We’re setting up a new small office space for digital art creation (photos, video, 3D). We will probably have up to three computers to start with and possibly grow from there. I’m in the process of building a new server that will run VM’s for NAS (NFS), plus other things like Asterisk, Cyrus IMAP, etc.
We just got fiber internet installed, and I would like to setup web server VM’s on that server as well, and move our “less critical” websites off of paid hosting.
We’re also going to upgrade to 10gbe for the workstations. The server motherboard already has it.
We may do live streams at some point out of here as well.
That’s the background.
**What I’m looking for here are recommendations for hardware that use low amounts of power (electricity), but is sufficiently powerful enough (CPU+I/O) to run a router/firewall that everything on the network will pass through. **
This machine is just for the router/firewall. I will have a separate switch, and the server is separate. We will probably run pfsense.
I want to pay as little as possible for electricity, but not have it become a bottleneck by being too slow.
I have old motherboards and CPU guts laying around that I could use. Or I could get something old and used (like a Dell 410), or I could build something new like a Raspberry PI (or similar).
What I have around are AMD FX, Athelon, and Phenom II guts.
I’m not familiar with all the options out there for low power draw computer parts, and some of the posts/videos I’ve found from 4 years ago use parts that are no longer available.
What’s a good choice of board/CPU/case/PSU for a network appliance?
It really only needs two 1gigabit ports (LAN+WAN), a USB for mouse and keyboard, basic on-board graphics (for installation). A single on-board SSD is probably fine, or even a SATA dom.
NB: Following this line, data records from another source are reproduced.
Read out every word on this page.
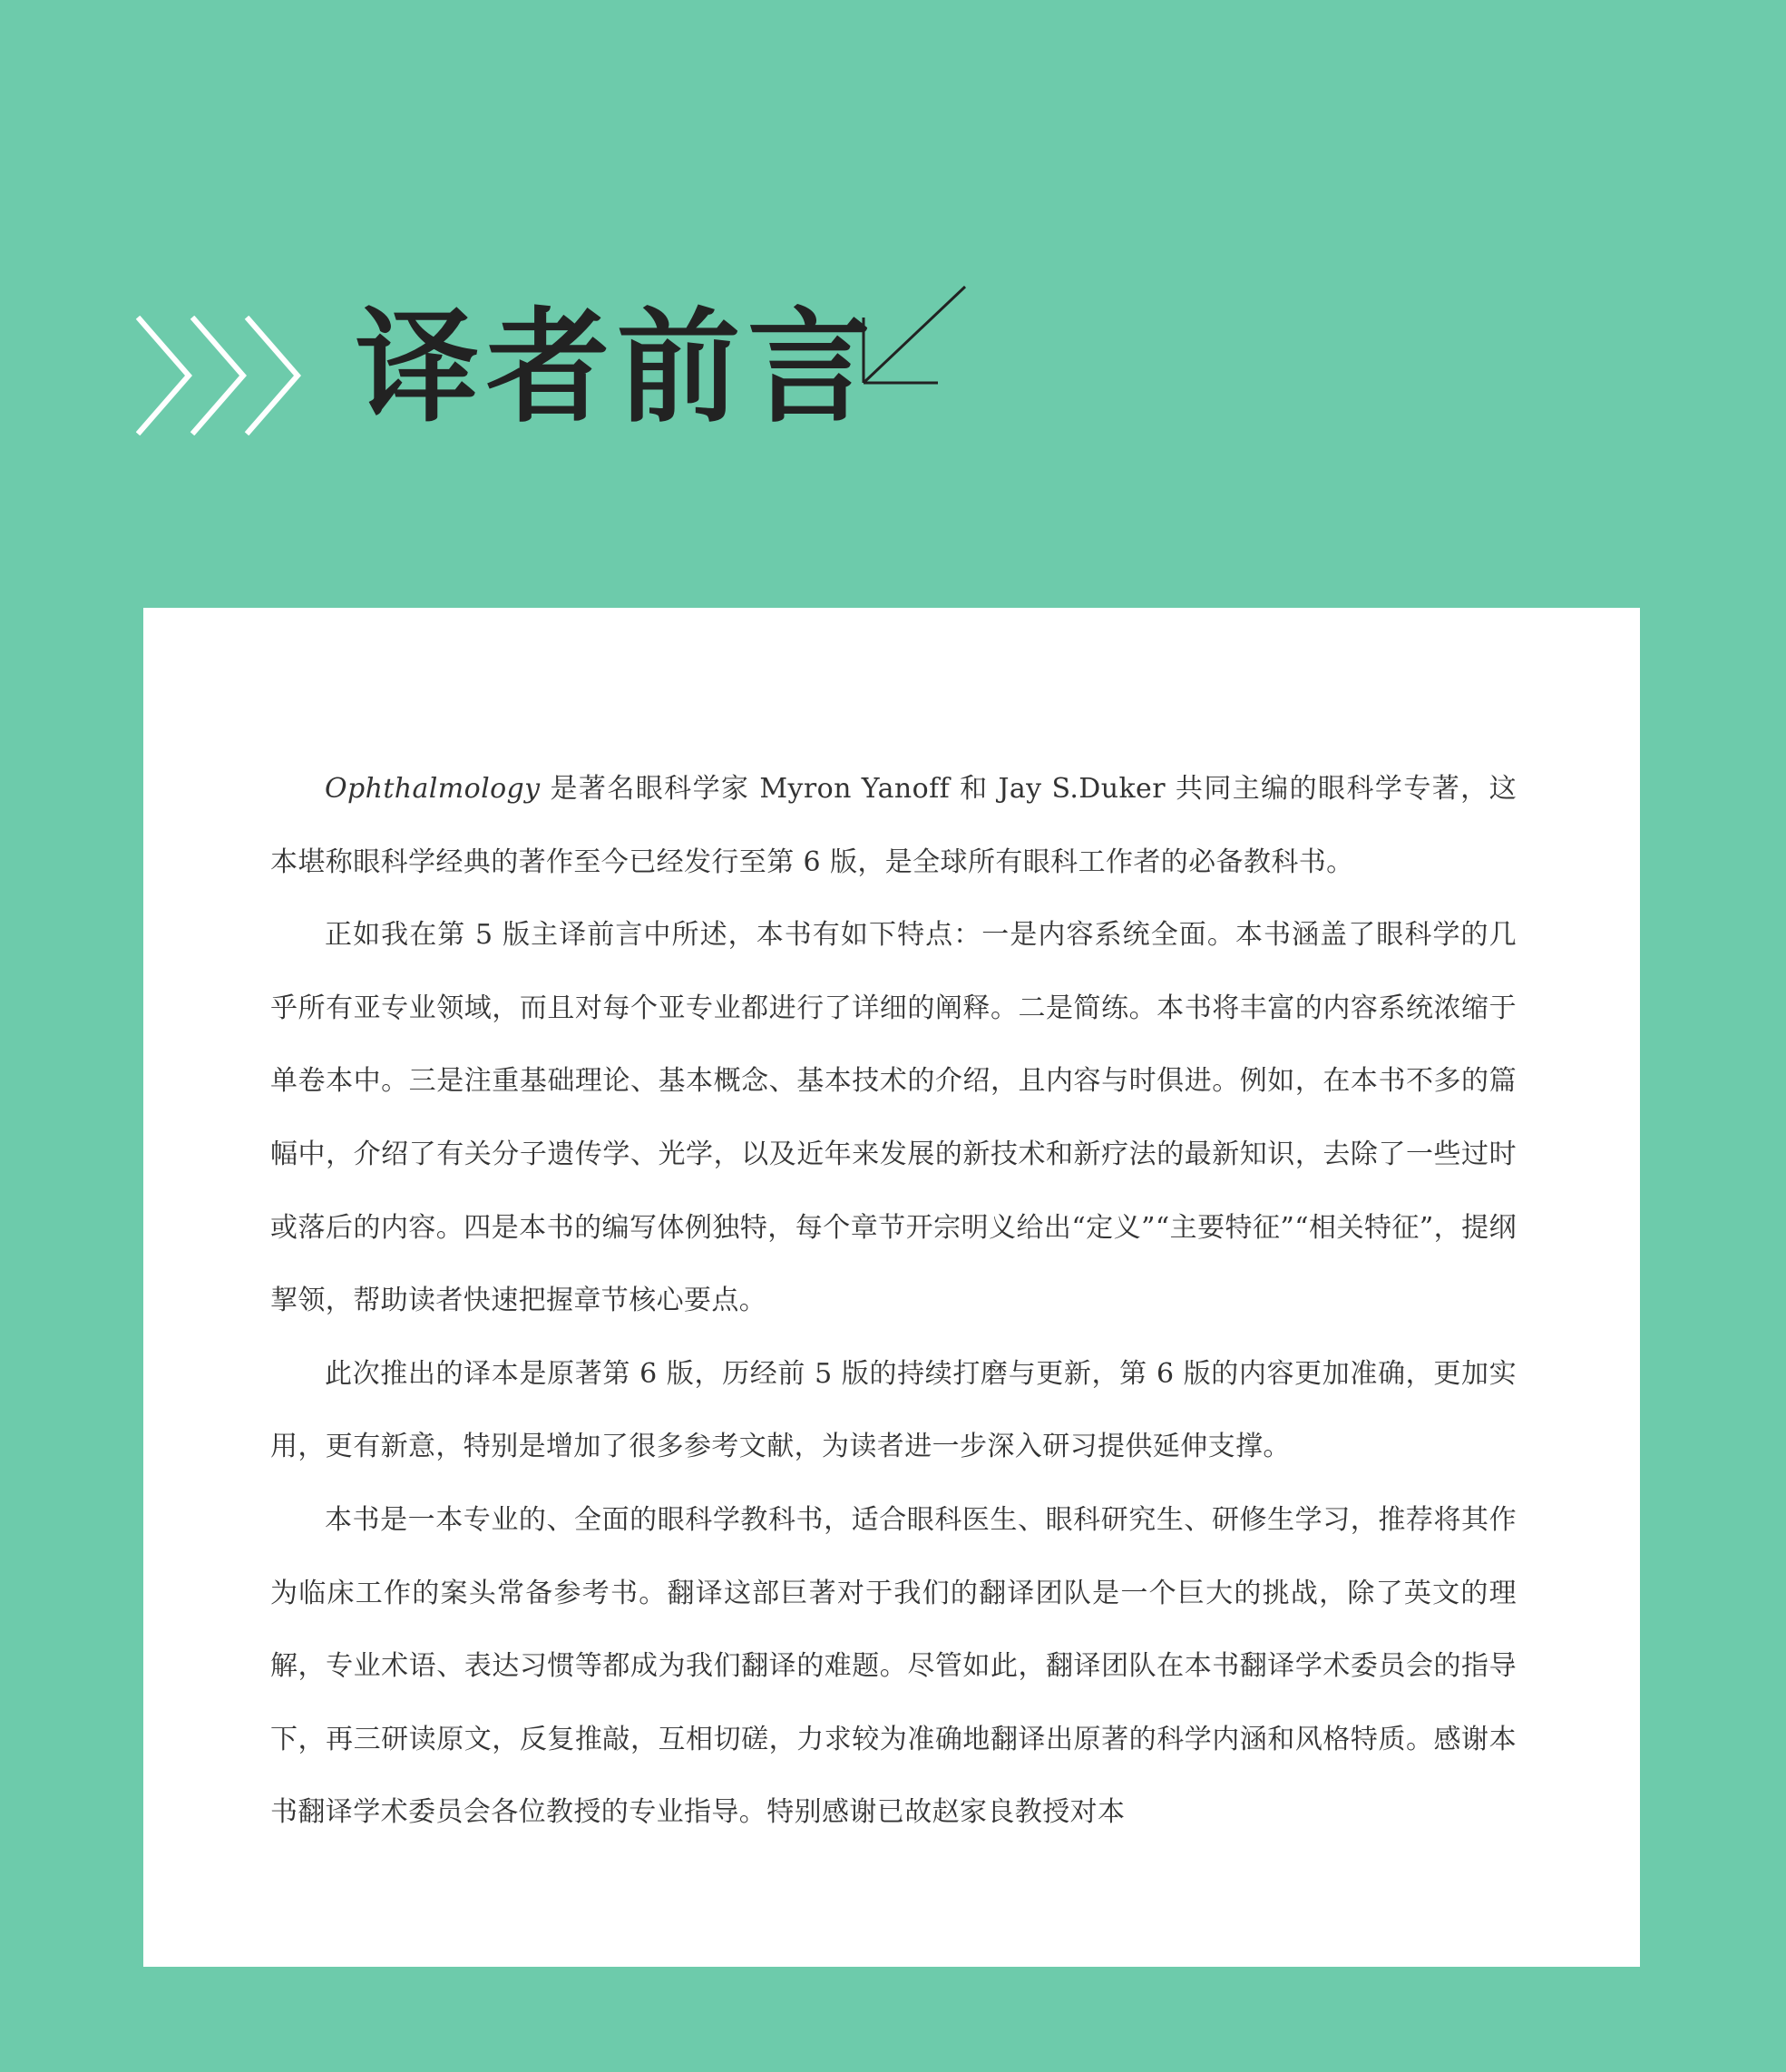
译者前言

Ophthalmology 是著名眼科学家 Myron Yanoff 和 Jay S.Duker 共同主编的眼科学专著，这本堪称眼科学经典的著作至今已经发行至第 6 版，是全球所有眼科工作者的必备教科书。

正如我在第 5 版主译前言中所述，本书有如下特点：一是内容系统全面。本书涵盖了眼科学的几乎所有亚专业领域，而且对每个亚专业都进行了详细的阐释。二是简练。本书将丰富的内容系统浓缩于单卷本中。三是注重基础理论、基本概念、基本技术的介绍，且内容与时俱进。例如，在本书不多的篇幅中，介绍了有关分子遗传学、光学，以及近年来发展的新技术和新疗法的最新知识，去除了一些过时或落后的内容。四是本书的编写体例独特，每个章节开宗明义给出“定义”“主要特征”“相关特征”，提纲挈领，帮助读者快速把握章节核心要点。

此次推出的译本是原著第 6 版，历经前 5 版的持续打磨与更新，第 6 版的内容更加准确，更加实用，更有新意，特别是增加了很多参考文献，为读者进一步深入研习提供延伸支撑。

本书是一本专业的、全面的眼科学教科书，适合眼科医生、眼科研究生、研修生学习，推荐将其作为临床工作的案头常备参考书。翻译这部巨著对于我们的翻译团队是一个巨大的挑战，除了英文的理解，专业术语、表达习惯等都成为我们翻译的难题。尽管如此，翻译团队在本书翻译学术委员会的指导下，再三研读原文，反复推敲，互相切磋，力求较为准确地翻译出原著的科学内涵和风格特质。感谢本书翻译学术委员会各位教授的专业指导。特别感谢已故赵家良教授对本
Again, this is just for the router/firewall. It needs to be fast enough to run the routing software and pass traffic at the full speed of the interfaces (no CPU bottle-necking).
Max Budget: At least $1 less than the cost of buying a commercial solution that meets our needs.
OR: I estimate that an old Phenom build would use about $10/mo electricity, so assuming a five year service life, that would be $600 in power. Can we get something that uses $1/mo electricity for less than $540? ($600-$60=$540 in power savings).